Clinical data on muscle relaxants like cyclobenzaprine (Flexeril) during pregnancy is limited, which itself is a reason for caution. A large study from the National Birth Defects Prevention Study found elevated rates of several birth defects, including cleft palate, heart defects, and other structural abnormalities, among women who used cyclobenzaprine around conception. The numbers were small and the researchers noted the estimates were imprecise, but the pattern of increased risk across multiple defect types is enough that most providers avoid prescribing muscle relaxants during pregnancy when alternatives exist.

Managing Migraines

Migraines are common during pregnancy, and losing access to your usual medications can be frustrating. Acetaminophen is the first option, though it may not be strong enough for severe episodes. Triptans, particularly sumatriptan, have been studied in pregnancy registries covering nearly 600 exposed women. The rate of major birth defects among first-trimester exposures was about 4.6%, and no distinctive pattern of defects emerged. That rate is close to the general population baseline of 3 to 5%, which provides some reassurance, though the sample size is too small to detect anything but very large increases in risk. Some providers will consider sumatriptan for debilitating migraines when other approaches have failed, weighing the severity of the migraine against the limited but imperfect safety data.

Topical Pain Relievers

Topical options like lidocaine patches or menthol-based creams are appealing because they target pain locally rather than circulating through your entire bloodstream. In practice, systemic absorption from topical products applied to intact skin is minimal. However, there are no human studies confirming their safety in pregnancy. Animal studies with lidocaine at high doses showed no harm to offspring, but the gap in human data means these products land in a gray zone. Applying a menthol cream to a sore back is likely very different from covering large or broken skin areas, where absorption increases substantially. If you’re using topical products, keep the application area small and avoid open wounds.

Non-Drug Approaches That Help

Given the limitations on medication, non-drug strategies become especially valuable during pregnancy. Several have genuine evidence behind them, not just for labor pain but for the musculoskeletal aches that come with carrying extra weight in new places for nine months.

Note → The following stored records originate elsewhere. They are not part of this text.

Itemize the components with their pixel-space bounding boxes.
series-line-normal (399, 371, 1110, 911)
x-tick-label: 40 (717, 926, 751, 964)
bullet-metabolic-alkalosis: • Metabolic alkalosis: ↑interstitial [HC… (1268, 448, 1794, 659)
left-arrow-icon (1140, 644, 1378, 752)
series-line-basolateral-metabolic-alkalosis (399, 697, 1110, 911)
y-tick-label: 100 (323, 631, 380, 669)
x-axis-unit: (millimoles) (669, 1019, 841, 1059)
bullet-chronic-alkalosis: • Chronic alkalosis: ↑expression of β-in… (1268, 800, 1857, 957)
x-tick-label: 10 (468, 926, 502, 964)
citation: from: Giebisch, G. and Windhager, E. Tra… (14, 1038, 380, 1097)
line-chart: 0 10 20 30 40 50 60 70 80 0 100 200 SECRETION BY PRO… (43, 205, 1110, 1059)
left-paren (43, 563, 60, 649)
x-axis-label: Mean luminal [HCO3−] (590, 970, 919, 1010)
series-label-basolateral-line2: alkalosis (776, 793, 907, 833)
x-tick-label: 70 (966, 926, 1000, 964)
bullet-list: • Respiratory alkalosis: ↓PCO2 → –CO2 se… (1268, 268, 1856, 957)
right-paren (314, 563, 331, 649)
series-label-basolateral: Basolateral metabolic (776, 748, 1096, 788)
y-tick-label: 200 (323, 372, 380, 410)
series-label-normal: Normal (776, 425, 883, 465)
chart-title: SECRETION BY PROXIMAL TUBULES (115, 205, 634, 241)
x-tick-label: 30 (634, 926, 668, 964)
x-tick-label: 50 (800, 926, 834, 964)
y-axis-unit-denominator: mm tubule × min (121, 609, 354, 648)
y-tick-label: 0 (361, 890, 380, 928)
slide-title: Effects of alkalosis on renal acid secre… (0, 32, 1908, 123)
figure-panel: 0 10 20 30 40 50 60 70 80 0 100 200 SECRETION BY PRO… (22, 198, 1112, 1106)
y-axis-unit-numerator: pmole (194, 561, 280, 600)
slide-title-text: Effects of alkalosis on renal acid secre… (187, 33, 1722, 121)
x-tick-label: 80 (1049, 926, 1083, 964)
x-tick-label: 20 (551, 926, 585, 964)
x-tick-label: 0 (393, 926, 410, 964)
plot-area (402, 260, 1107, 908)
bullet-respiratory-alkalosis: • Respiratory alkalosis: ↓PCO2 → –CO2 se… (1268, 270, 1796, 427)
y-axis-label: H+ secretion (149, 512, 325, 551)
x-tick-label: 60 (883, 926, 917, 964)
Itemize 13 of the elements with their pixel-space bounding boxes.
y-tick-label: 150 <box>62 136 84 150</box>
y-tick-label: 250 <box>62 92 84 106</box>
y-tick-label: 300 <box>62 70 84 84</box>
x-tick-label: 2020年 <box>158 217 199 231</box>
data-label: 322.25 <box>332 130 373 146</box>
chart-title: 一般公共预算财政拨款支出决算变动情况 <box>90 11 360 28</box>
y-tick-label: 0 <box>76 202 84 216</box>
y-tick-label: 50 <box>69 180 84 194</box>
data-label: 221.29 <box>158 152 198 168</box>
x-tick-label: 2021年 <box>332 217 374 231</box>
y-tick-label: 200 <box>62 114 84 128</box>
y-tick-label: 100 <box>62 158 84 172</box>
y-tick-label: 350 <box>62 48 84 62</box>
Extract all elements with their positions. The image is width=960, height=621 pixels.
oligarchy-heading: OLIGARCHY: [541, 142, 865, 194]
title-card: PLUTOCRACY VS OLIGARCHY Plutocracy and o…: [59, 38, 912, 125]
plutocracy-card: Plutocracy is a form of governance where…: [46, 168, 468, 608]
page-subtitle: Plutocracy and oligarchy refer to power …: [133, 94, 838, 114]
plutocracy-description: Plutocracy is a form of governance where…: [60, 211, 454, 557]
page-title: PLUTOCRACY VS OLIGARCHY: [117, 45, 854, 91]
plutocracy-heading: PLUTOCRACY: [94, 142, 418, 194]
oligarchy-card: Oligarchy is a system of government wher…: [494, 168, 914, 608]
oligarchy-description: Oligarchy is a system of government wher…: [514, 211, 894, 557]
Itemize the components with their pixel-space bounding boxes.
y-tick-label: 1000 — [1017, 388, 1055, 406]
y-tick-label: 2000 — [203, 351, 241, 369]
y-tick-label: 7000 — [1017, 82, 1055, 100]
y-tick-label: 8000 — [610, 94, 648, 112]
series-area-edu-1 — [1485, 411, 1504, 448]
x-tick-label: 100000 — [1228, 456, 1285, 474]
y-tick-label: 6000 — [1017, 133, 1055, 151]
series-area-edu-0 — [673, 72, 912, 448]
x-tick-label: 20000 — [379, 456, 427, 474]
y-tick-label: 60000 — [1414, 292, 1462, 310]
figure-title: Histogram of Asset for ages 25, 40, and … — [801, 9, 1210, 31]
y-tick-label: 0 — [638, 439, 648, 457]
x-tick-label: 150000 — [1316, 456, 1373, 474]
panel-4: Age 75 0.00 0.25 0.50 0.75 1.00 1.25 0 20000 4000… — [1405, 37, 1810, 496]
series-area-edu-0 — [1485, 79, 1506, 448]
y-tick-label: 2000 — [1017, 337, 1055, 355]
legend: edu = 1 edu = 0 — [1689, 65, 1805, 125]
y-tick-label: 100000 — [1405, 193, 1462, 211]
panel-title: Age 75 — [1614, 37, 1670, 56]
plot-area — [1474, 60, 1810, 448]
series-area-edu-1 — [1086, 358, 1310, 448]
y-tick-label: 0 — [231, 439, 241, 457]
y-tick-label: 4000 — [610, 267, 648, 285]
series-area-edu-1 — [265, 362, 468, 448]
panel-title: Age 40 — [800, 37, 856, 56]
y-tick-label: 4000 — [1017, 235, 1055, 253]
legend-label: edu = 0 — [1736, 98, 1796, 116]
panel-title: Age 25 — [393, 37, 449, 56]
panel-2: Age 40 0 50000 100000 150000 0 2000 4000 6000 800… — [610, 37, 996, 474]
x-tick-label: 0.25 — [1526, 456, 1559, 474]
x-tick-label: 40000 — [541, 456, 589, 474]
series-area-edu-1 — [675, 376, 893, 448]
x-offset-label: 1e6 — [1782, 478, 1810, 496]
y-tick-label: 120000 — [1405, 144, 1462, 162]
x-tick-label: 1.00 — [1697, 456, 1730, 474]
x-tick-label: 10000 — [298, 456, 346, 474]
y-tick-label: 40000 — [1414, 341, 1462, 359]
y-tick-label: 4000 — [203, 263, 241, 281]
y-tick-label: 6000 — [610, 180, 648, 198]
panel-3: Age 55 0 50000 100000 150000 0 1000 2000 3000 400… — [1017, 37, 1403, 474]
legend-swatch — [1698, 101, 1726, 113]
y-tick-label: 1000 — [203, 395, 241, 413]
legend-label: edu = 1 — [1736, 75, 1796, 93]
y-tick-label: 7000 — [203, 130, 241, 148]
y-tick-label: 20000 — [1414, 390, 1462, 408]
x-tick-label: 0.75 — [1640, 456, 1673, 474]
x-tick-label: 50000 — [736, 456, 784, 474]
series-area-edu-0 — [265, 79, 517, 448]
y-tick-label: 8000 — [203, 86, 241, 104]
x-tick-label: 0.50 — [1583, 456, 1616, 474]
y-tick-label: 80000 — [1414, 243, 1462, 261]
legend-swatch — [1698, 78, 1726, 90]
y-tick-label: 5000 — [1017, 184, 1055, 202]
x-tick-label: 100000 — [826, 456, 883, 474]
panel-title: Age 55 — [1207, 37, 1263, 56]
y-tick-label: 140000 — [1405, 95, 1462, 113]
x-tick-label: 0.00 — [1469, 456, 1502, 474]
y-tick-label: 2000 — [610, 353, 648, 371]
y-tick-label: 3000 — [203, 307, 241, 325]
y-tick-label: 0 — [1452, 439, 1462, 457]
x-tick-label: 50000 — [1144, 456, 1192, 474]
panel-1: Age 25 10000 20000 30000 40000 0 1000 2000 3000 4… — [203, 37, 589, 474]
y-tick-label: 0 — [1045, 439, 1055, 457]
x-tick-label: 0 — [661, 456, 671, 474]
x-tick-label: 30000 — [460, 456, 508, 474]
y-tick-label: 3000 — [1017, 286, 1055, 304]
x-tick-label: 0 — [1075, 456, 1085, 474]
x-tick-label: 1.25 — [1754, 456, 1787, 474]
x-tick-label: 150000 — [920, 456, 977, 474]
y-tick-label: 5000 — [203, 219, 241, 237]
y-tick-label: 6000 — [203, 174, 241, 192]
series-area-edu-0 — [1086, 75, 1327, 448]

  • Physical therapy and movement: Staying mobile, using proper posture, and working with a physical therapist can reduce back and pelvic pain. Upright positions and regular gentle movement consistently reduce pain in studies.
  • Massage: Effective at reducing pain intensity, especially when combined with oils. It won’t change the underlying cause, but it provides real relief.
  • Acupressure and acupuncture: Both show evidence of pain reduction and improved satisfaction. Acupressure ranked among the top non-drug methods for lowering pain intensity in a systematic review.
  • TENS units: Transcutaneous electrical nerve stimulation delivers mild electrical pulses through pads on the skin. It significantly reduces pain intensity, though the overall evidence quality is still considered low. Many women find it helpful for back pain.
  • Heat and cold therapy: A warm (not hot) compress on sore muscles or a cold pack on an inflamed joint is simple, free, and carries no fetal risk.

How Drug Labels Work Now

If you look up a medication and see references to “Category B” or “Category C” pregnancy ratings, that system is outdated. The FDA replaced those letter categories in 2015 with the Pregnancy and Lactation Labeling Rule, which requires drug labels to include a detailed risk summary, clinical considerations, and whatever human or animal data exists. This means you won’t find a simple letter grade anymore. Instead, labels describe what’s actually known, which is more useful but also more complex. Your pharmacist can walk you through the pregnancy section of any drug label if you want specifics on a particular medication.